Tout homme, en Orgoreyn, a un inspecteur sur les talons.

— Votre nom.

J’aurais bien aimé lui demander le sien, mais en Orgoreyn il faut apprendre à vivre comme les gens du pays sans même avoir droit à son ombre, sans se formaliser de rien et sans être inutilement offensant. Cependant je ne lui donnai pas mon toponyme car en Orgoreyn c’est une qualification qui ne regarde personne.

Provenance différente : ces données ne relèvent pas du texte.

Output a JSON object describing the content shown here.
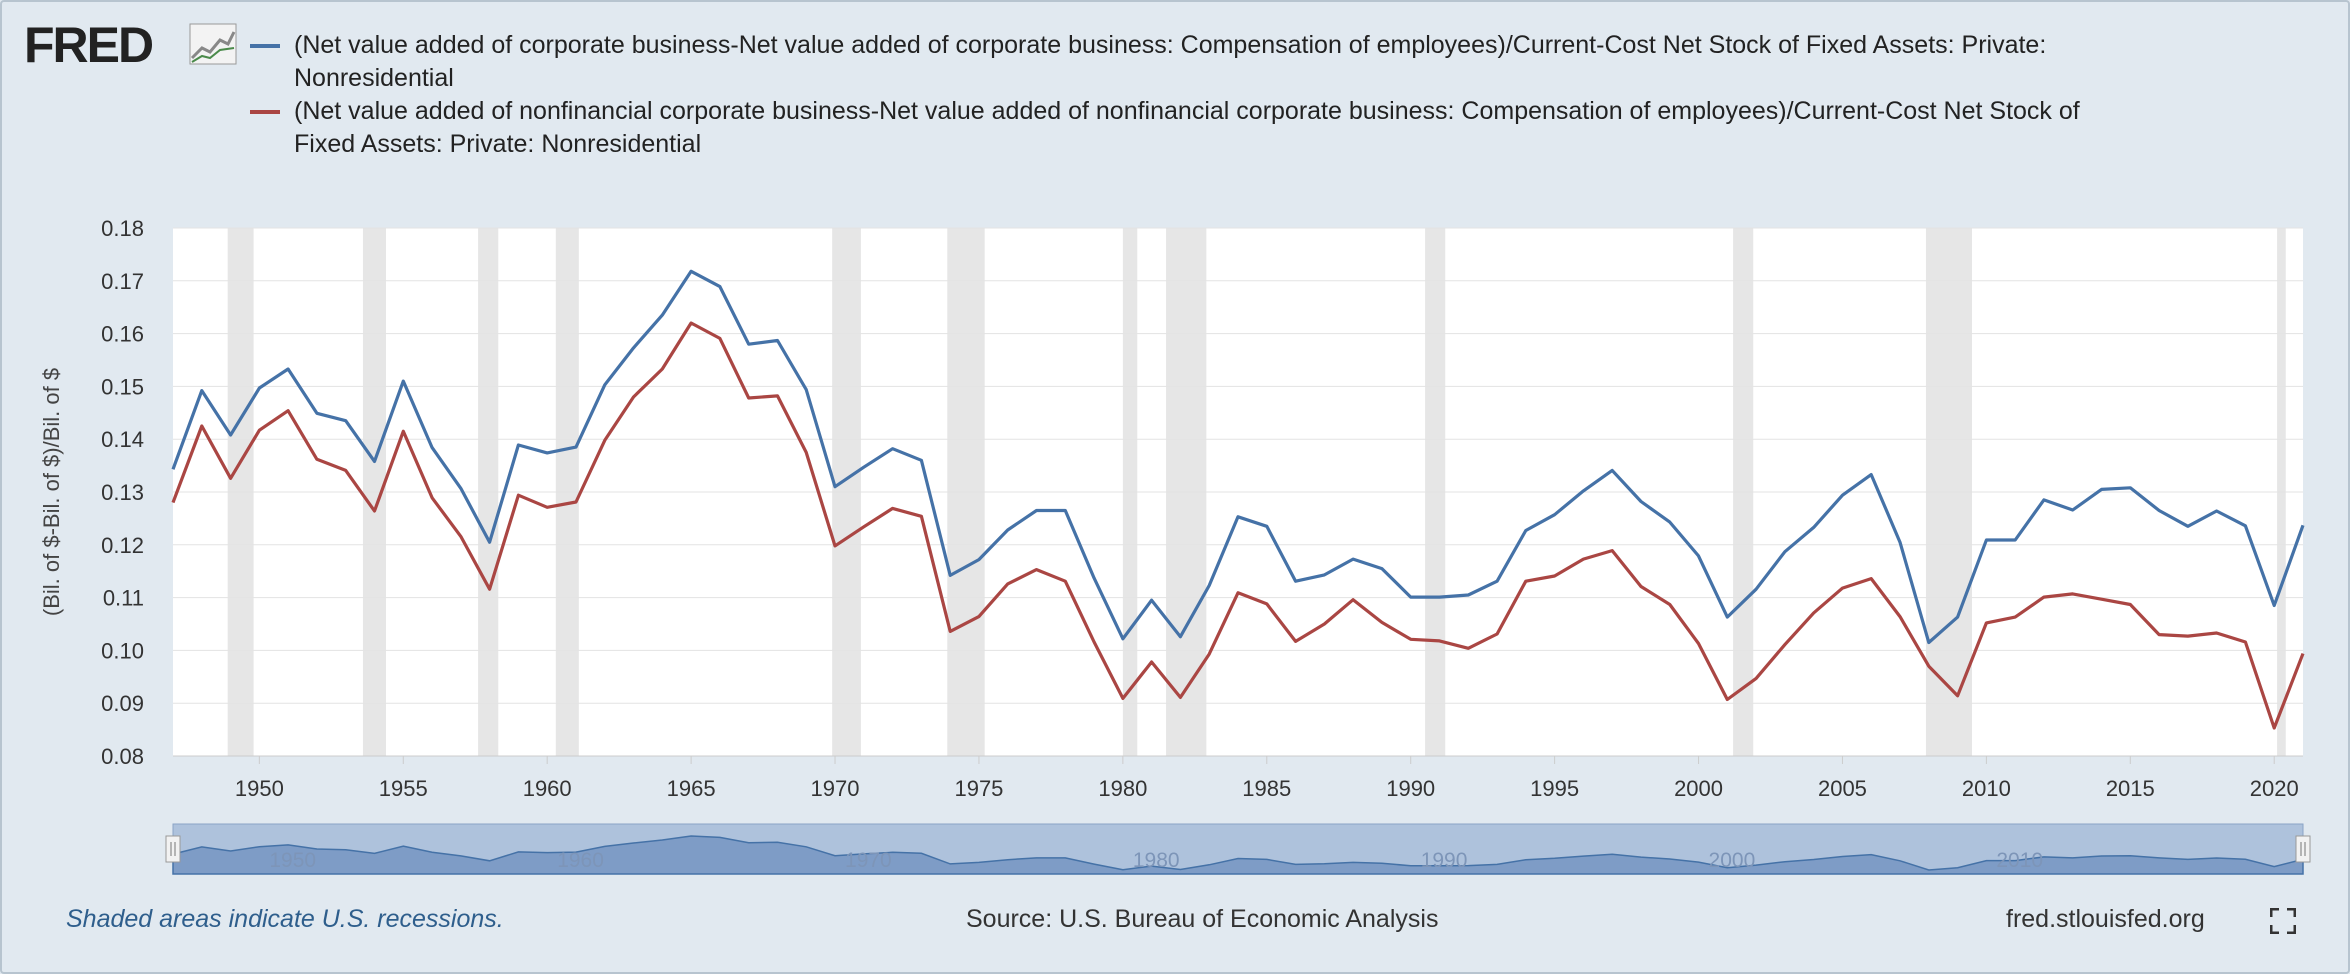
{
  "header": {
    "logo_text": "FRED",
    "logo_icon": "chart-line-icon"
  },
  "legend": [
    {
      "name": "(Net value added of corporate business-Net value added of corporate business: Compensation of employees)/Current-Cost Net Stock of Fixed Assets: Private: Nonresidential",
      "color": "#4572a7"
    },
    {
      "name": "(Net value added of nonfinancial corporate business-Net value added of nonfinancial corporate business: Compensation of employees)/Current-Cost Net Stock of Fixed Assets: Private: Nonresidential",
      "color": "#aa4643"
    }
  ],
  "footer": {
    "recession_note": "Shaded areas indicate U.S. recessions.",
    "source": "Source: U.S. Bureau of Economic Analysis",
    "site": "fred.stlouisfed.org",
    "fullscreen_icon": "fullscreen-icon"
  },
  "navigator": {
    "labels": [
      "1950",
      "1960",
      "1970",
      "1980",
      "1990",
      "2000",
      "2010"
    ]
  },
  "chart_data": {
    "type": "line",
    "title": "",
    "xlabel": "",
    "ylabel": "(Bil. of $-Bil. of $)/Bil. of $",
    "xlim": [
      1947,
      2021
    ],
    "ylim": [
      0.08,
      0.18
    ],
    "x_ticks": [
      1950,
      1955,
      1960,
      1965,
      1970,
      1975,
      1980,
      1985,
      1990,
      1995,
      2000,
      2005,
      2010,
      2015,
      2020
    ],
    "y_ticks": [
      "0.08",
      "0.09",
      "0.10",
      "0.11",
      "0.12",
      "0.13",
      "0.14",
      "0.15",
      "0.16",
      "0.17",
      "0.18"
    ],
    "grid": true,
    "legend_position": "top",
    "recessions": [
      [
        1948.9,
        1949.8
      ],
      [
        1953.6,
        1954.4
      ],
      [
        1957.6,
        1958.3
      ],
      [
        1960.3,
        1961.1
      ],
      [
        1969.9,
        1970.9
      ],
      [
        1973.9,
        1975.2
      ],
      [
        1980.0,
        1980.5
      ],
      [
        1981.5,
        1982.9
      ],
      [
        1990.5,
        1991.2
      ],
      [
        2001.2,
        2001.9
      ],
      [
        2007.9,
        2009.5
      ],
      [
        2020.1,
        2020.4
      ]
    ],
    "x": [
      1947,
      1948,
      1949,
      1950,
      1951,
      1952,
      1953,
      1954,
      1955,
      1956,
      1957,
      1958,
      1959,
      1960,
      1961,
      1962,
      1963,
      1964,
      1965,
      1966,
      1967,
      1968,
      1969,
      1970,
      1971,
      1972,
      1973,
      1974,
      1975,
      1976,
      1977,
      1978,
      1979,
      1980,
      1981,
      1982,
      1983,
      1984,
      1985,
      1986,
      1987,
      1988,
      1989,
      1990,
      1991,
      1992,
      1993,
      1994,
      1995,
      1996,
      1997,
      1998,
      1999,
      2000,
      2001,
      2002,
      2003,
      2004,
      2005,
      2006,
      2007,
      2008,
      2009,
      2010,
      2011,
      2012,
      2013,
      2014,
      2015,
      2016,
      2017,
      2018,
      2019,
      2020,
      2021
    ],
    "series": [
      {
        "name": "(Net value added of corporate business-Net value added of corporate business: Compensation of employees)/Current-Cost Net Stock of Fixed Assets: Private: Nonresidential",
        "color": "#4572a7",
        "values": [
          0.1343,
          0.1492,
          0.1408,
          0.1497,
          0.1533,
          0.1449,
          0.1435,
          0.1358,
          0.151,
          0.1384,
          0.1307,
          0.1205,
          0.1389,
          0.1374,
          0.1385,
          0.1503,
          0.1573,
          0.1635,
          0.1718,
          0.1689,
          0.158,
          0.1587,
          0.1494,
          0.131,
          0.1347,
          0.1382,
          0.136,
          0.1142,
          0.1172,
          0.1228,
          0.1265,
          0.1265,
          0.1137,
          0.1022,
          0.1095,
          0.1026,
          0.1123,
          0.1253,
          0.1235,
          0.1131,
          0.1143,
          0.1173,
          0.1155,
          0.1101,
          0.1101,
          0.1105,
          0.1131,
          0.1227,
          0.1257,
          0.1302,
          0.1341,
          0.1282,
          0.1243,
          0.1179,
          0.1063,
          0.1116,
          0.1187,
          0.1233,
          0.1294,
          0.1333,
          0.1205,
          0.1015,
          0.1063,
          0.1209,
          0.1209,
          0.1285,
          0.1266,
          0.1305,
          0.1308,
          0.1265,
          0.1235,
          0.1264,
          0.1236,
          0.1085,
          0.1237
        ]
      },
      {
        "name": "(Net value added of nonfinancial corporate business-Net value added of nonfinancial corporate business: Compensation of employees)/Current-Cost Net Stock of Fixed Assets: Private: Nonresidential",
        "color": "#aa4643",
        "values": [
          0.128,
          0.1425,
          0.1326,
          0.1417,
          0.1454,
          0.1362,
          0.1341,
          0.1264,
          0.1415,
          0.1289,
          0.1216,
          0.1116,
          0.1294,
          0.1271,
          0.1281,
          0.1398,
          0.148,
          0.1533,
          0.162,
          0.1591,
          0.1478,
          0.1482,
          0.1375,
          0.1198,
          0.1234,
          0.1269,
          0.1254,
          0.1036,
          0.1064,
          0.1126,
          0.1153,
          0.1131,
          0.1016,
          0.0909,
          0.0978,
          0.0911,
          0.0993,
          0.1109,
          0.1088,
          0.1017,
          0.105,
          0.1096,
          0.1053,
          0.1021,
          0.1018,
          0.1004,
          0.1031,
          0.1131,
          0.1141,
          0.1173,
          0.1189,
          0.1121,
          0.1087,
          0.1013,
          0.0907,
          0.0947,
          0.1011,
          0.1071,
          0.1118,
          0.1136,
          0.1064,
          0.097,
          0.0914,
          0.1052,
          0.1063,
          0.1101,
          0.1107,
          0.1097,
          0.1087,
          0.103,
          0.1027,
          0.1033,
          0.1016,
          0.0853,
          0.0994
        ]
      }
    ]
  }
}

— Therem Harth ? Ce n’est pas un nom orgota. Quelle commensalité ?

— Karhaïde.

— Ce n’est pas une Commensalité de l’Orgoreyn. Où sont vos papiers d’immigration et d’identité ?

Où étaient mes papiers ?

J’avais été passablement tourné et retourné dans les rues de Shelt avant d’être charrié jusqu’à l’hôpital, où j’étais arrivé sans papiers, sans effets, sans veste, sans souliers – et sans espèces. Mes papiers ! Ces mots firent taire ma colère et j’éclatai de rire ; la colère n’a pas de place au fond de l’enfer. L’Inspecteur s’offusqua de mon rire.

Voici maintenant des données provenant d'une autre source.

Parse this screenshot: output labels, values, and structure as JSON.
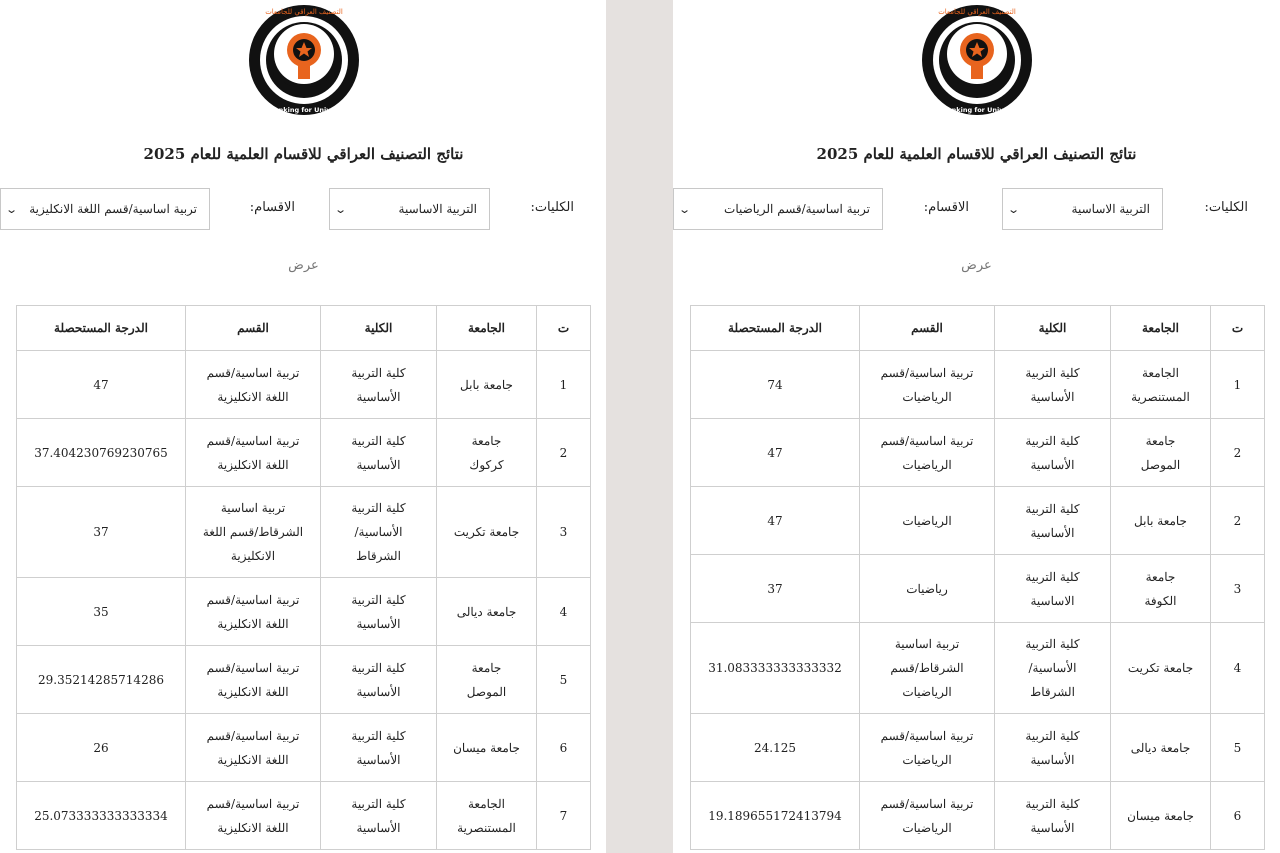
{
  "panels": [
    {
      "logo": {
        "text_ar": "التصنيف العراقي للجامعات",
        "text_en": "Iraqi Ranking for Universities",
        "colors": {
          "ring": "#111111",
          "accent": "#e8641e"
        }
      },
      "title": "نتائج التصنيف العراقي للاقسام العلمية للعام 2025",
      "colleges_label": "الكليات:",
      "colleges_value": "التربية الاساسية",
      "sections_label": "الاقسام:",
      "sections_value": "تربية اساسية/قسم اللغة الانكليزية",
      "show_label": "عرض",
      "headers": [
        "ت",
        "الجامعة",
        "الكلية",
        "القسم",
        "الدرجة المستحصلة"
      ],
      "rows": [
        [
          "1",
          "جامعة بابل",
          "كلية التربية\nالأساسية",
          "تربية اساسية/قسم\nاللغة الانكليزية",
          "47"
        ],
        [
          "2",
          "جامعة\nكركوك",
          "كلية التربية\nالأساسية",
          "تربية اساسية/قسم\nاللغة الانكليزية",
          "37.404230769230765"
        ],
        [
          "3",
          "جامعة تكريت",
          "كلية التربية\nالأساسية/\nالشرقاط",
          "تربية اساسية\nالشرقاط/قسم اللغة\nالانكليزية",
          "37"
        ],
        [
          "4",
          "جامعة ديالى",
          "كلية التربية\nالأساسية",
          "تربية اساسية/قسم\nاللغة الانكليزية",
          "35"
        ],
        [
          "5",
          "جامعة\nالموصل",
          "كلية التربية\nالأساسية",
          "تربية اساسية/قسم\nاللغة الانكليزية",
          "29.35214285714286"
        ],
        [
          "6",
          "جامعة ميسان",
          "كلية التربية\nالأساسية",
          "تربية اساسية/قسم\nاللغة الانكليزية",
          "26"
        ],
        [
          "7",
          "الجامعة\nالمستنصرية",
          "كلية التربية\nالأساسية",
          "تربية اساسية/قسم\nاللغة الانكليزية",
          "25.073333333333334"
        ]
      ]
    },
    {
      "logo": {
        "text_ar": "التصنيف العراقي للجامعات",
        "text_en": "Iraqi Ranking for Universities",
        "colors": {
          "ring": "#111111",
          "accent": "#e8641e"
        }
      },
      "title": "نتائج التصنيف العراقي للاقسام العلمية للعام 2025",
      "colleges_label": "الكليات:",
      "colleges_value": "التربية الاساسية",
      "sections_label": "الاقسام:",
      "sections_value": "تربية اساسية/قسم الرياضيات",
      "show_label": "عرض",
      "headers": [
        "ت",
        "الجامعة",
        "الكلية",
        "القسم",
        "الدرجة المستحصلة"
      ],
      "rows": [
        [
          "1",
          "الجامعة\nالمستنصرية",
          "كلية التربية\nالأساسية",
          "تربية اساسية/قسم\nالرياضيات",
          "74"
        ],
        [
          "2",
          "جامعة\nالموصل",
          "كلية التربية\nالأساسية",
          "تربية اساسية/قسم\nالرياضيات",
          "47"
        ],
        [
          "2",
          "جامعة بابل",
          "كلية التربية\nالأساسية",
          "الرياضيات",
          "47"
        ],
        [
          "3",
          "جامعة\nالكوفة",
          "كلية التربية\nالاساسية",
          "رياضيات",
          "37"
        ],
        [
          "4",
          "جامعة تكريت",
          "كلية التربية\nالأساسية/\nالشرقاط",
          "تربية اساسية\nالشرقاط/قسم\nالرياضيات",
          "31.083333333333332"
        ],
        [
          "5",
          "جامعة ديالى",
          "كلية التربية\nالأساسية",
          "تربية اساسية/قسم\nالرياضيات",
          "24.125"
        ],
        [
          "6",
          "جامعة ميسان",
          "كلية التربية\nالأساسية",
          "تربية اساسية/قسم\nالرياضيات",
          "19.189655172413794"
        ]
      ]
    }
  ]
}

— Vous ne comprenez pas que vous êtes un vagabond en situation irrégulière ? Comment pensez-vous regagner la Karhaïde ?

— Dans un cercueil.

— Pas de réponses déplacées à un Inspecteur dans l’exercice de ses fonctions ! Si vous n’avez pas l’intention de retourner dans votre pays, vous serez expédié à la Ferme Volontaire, où la place ne manque pas pour la racaille des criminels, des métèques et des individus en situation irrégulière. Il n’y a pas d’autre endroit en Orgoreyn pour les vagabonds et les éléments subversifs. Je vous conseille de déclarer que vous avez l’intention de retourner en Karhaïde dans les trois jours, sinon je me verrai dans l’obligation…

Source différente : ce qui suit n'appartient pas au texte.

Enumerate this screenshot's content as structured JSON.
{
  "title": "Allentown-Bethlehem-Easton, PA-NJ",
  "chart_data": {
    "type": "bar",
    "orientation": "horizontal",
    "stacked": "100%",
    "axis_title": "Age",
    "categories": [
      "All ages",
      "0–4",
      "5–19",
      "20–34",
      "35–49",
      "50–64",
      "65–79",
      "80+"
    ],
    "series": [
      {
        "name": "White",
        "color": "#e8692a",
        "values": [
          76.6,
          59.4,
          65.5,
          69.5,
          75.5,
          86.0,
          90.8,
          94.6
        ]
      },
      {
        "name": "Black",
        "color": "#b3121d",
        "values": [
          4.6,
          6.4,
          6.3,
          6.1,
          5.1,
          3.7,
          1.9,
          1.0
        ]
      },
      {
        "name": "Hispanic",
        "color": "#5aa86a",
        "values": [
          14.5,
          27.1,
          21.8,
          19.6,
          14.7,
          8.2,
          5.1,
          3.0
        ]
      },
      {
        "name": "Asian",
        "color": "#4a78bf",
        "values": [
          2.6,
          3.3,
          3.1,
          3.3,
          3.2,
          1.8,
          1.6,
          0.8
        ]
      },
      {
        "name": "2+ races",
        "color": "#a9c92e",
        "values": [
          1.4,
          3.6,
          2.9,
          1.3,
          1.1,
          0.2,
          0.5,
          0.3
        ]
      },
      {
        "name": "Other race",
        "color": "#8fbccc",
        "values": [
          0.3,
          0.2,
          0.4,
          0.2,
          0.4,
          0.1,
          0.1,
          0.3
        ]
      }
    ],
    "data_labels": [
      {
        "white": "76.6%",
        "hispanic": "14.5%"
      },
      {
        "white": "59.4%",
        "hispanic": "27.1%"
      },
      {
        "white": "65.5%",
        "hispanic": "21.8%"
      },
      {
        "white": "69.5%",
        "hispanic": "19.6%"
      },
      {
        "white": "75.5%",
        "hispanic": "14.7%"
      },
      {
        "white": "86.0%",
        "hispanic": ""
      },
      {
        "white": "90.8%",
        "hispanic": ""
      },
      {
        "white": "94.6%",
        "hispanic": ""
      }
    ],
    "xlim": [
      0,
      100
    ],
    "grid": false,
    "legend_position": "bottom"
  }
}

— Je suis banni de Karhaïde.

Le médecin s’était tourné vers moi lorsqu’il avait entendu mon nom. Prenant l’inspecteur à part il lui parla un moment à voix basse. Le visage de l’inspecteur tourna à l’aigre comme de la mauvaise bière. Lorsqu’il revint à moi il détacha lentement les mots qu’il m’adressa, comme si chacun d’eux lui coûtait :

— Alors je présume que vous allez me faire part de votre intention de faire une demande pour obtenir l’autorisation de vivre en résidence permanente dans la Grande Commensalité d’Orgoreyn en attendant d’obtenir et de conserver un emploi utile comme unité d’une Commensalité ou d’une Commune.

— Oui, dis-je. Je n’avais plus envie de rire en entendant le mot permanent, mot macabre s’il en fut.